The problem is that the above query doesn't use the indexes.  The "or" clauses across the outer-join seem to be the culprit.  If I rewrite the query as follows, Postgres will use the index:

SELECT *
from PERSON p
where (p.PERSON_ID in (
                        select p2.PERSON_ID
                        from TRAVELER.PERSON p2
                             join TRAVELER.OTHER_NAME pa on p2.PERSON_ID =
                               pa.PERSON_ID
                        where lower(p2.SURNAME) = 'duck' and

                              lower(pa.FORENAME) = 'donald'
      ) or
      p.PERSON_ID in (
                       select p2.PERSON_ID
                       from TRAVELER.PERSON p2

                            join TRAVELER.OTHER_NAME pa on p2.PERSON_ID =
                              pa.PERSON_ID
                       where lower(pa.SURNAME) = 'duck' and

                             lower(p2.FORENAME) = 'donald'
      ) or
      p.PERSON_ID in (
                       select p2.PERSON_ID
                       from TRAVELER.PERSON p2
                       where lower(p2.SURNAME) = 'duck' and

                             lower(p2.FORENAME) = 'donald'
      ) or
      p.PERSON_ID in (
                       select p2.PERSON_ID
                       from TRAVELER.OTHER_NAME pa

                       where lower(pa.SURNAME) = 'duck' and
                             lower(pa.FORENAME) = 'donald'
      ))
order by p.PERSON_ID asc;

So my question is this: Is there a way to get the Postgres optimizer "rewrite" the query execution plan to use the equivalent, but much more efficient latter form?

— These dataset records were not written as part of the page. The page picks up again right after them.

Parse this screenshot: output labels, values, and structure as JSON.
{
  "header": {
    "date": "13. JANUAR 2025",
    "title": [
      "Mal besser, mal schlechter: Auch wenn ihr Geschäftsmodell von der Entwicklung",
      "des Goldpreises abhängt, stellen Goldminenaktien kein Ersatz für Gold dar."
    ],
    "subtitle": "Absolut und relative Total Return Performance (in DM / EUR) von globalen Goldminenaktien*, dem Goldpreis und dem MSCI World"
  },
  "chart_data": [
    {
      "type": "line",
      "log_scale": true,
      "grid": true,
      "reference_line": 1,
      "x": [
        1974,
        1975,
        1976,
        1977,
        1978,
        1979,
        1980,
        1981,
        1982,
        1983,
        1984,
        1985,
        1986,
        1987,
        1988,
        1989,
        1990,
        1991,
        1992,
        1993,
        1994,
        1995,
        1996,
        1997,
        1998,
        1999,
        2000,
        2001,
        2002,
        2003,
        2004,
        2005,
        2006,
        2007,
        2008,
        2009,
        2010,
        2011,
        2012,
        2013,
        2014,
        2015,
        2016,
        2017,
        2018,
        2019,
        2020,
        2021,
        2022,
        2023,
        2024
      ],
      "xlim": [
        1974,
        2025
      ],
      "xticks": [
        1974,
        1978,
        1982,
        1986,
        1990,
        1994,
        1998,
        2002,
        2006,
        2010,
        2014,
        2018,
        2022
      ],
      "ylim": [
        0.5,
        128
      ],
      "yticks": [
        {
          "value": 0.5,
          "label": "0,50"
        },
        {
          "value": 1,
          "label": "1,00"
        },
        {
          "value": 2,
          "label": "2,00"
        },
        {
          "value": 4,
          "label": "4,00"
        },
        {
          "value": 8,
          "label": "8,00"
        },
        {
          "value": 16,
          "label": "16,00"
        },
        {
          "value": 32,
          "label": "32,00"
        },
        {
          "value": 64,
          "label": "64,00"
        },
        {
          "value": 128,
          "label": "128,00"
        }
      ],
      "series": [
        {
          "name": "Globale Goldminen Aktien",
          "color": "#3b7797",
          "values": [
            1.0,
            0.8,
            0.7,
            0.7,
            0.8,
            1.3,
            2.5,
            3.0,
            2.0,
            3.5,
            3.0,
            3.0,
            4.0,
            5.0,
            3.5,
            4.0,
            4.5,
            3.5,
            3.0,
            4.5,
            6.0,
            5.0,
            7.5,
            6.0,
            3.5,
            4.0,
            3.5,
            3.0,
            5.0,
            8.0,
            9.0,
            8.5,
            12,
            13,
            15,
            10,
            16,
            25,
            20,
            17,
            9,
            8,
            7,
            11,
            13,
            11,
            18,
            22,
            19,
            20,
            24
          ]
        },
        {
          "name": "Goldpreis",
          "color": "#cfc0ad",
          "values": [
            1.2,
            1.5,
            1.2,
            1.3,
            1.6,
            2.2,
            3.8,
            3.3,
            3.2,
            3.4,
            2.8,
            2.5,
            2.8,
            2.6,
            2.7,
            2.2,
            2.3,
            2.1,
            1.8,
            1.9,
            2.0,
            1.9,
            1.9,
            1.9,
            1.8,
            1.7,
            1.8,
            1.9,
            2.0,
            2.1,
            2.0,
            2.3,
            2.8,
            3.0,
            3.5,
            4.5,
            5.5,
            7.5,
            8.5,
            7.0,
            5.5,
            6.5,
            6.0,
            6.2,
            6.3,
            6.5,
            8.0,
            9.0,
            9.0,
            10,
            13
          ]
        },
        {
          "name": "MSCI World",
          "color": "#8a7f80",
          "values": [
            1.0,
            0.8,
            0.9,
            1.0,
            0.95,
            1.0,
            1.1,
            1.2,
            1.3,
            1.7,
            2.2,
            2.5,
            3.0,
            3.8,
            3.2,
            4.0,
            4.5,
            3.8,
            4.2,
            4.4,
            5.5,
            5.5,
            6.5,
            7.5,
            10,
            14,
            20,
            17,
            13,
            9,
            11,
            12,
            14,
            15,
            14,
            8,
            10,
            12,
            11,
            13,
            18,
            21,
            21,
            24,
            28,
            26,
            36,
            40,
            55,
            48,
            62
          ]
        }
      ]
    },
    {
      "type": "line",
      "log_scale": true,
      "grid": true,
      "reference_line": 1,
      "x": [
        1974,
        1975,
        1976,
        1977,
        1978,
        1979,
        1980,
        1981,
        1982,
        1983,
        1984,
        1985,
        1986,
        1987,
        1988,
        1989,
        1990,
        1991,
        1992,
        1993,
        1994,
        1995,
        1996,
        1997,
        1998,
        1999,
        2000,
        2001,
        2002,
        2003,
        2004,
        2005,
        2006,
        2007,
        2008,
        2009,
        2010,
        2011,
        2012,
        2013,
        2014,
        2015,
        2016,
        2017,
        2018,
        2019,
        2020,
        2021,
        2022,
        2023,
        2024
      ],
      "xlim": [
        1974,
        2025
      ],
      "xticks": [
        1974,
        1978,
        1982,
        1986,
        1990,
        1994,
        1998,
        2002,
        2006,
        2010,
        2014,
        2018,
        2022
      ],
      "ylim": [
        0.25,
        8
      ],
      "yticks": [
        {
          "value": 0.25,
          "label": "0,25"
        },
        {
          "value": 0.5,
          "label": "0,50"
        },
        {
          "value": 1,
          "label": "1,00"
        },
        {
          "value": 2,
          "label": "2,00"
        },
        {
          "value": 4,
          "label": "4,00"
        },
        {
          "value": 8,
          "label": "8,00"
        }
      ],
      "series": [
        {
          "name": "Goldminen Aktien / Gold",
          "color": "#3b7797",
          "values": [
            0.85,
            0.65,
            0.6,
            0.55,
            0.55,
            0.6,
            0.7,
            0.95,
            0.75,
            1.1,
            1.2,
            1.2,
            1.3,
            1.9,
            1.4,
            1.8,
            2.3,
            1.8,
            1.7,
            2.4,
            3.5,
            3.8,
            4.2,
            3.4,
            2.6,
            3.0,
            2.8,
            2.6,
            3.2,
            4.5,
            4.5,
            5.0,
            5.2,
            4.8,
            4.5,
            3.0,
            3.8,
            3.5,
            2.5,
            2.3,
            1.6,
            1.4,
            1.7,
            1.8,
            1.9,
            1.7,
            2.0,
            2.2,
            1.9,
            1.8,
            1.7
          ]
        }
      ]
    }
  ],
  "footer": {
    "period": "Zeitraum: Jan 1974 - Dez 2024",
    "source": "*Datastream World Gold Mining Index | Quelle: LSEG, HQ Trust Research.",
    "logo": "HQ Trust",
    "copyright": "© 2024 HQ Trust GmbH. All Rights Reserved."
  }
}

And before you ask; yes, there are better ways of writing this query.  But we're dealing with Java developers and Hibernate here.  It's a legacy system, and the policy is to avoid hand-written SQL, so for the moment let's not go down that rabbit hole, and focus on the issue of what the optimizer can and cannot do.

-- 
Best regards,
 Vitalii Tymchyshyn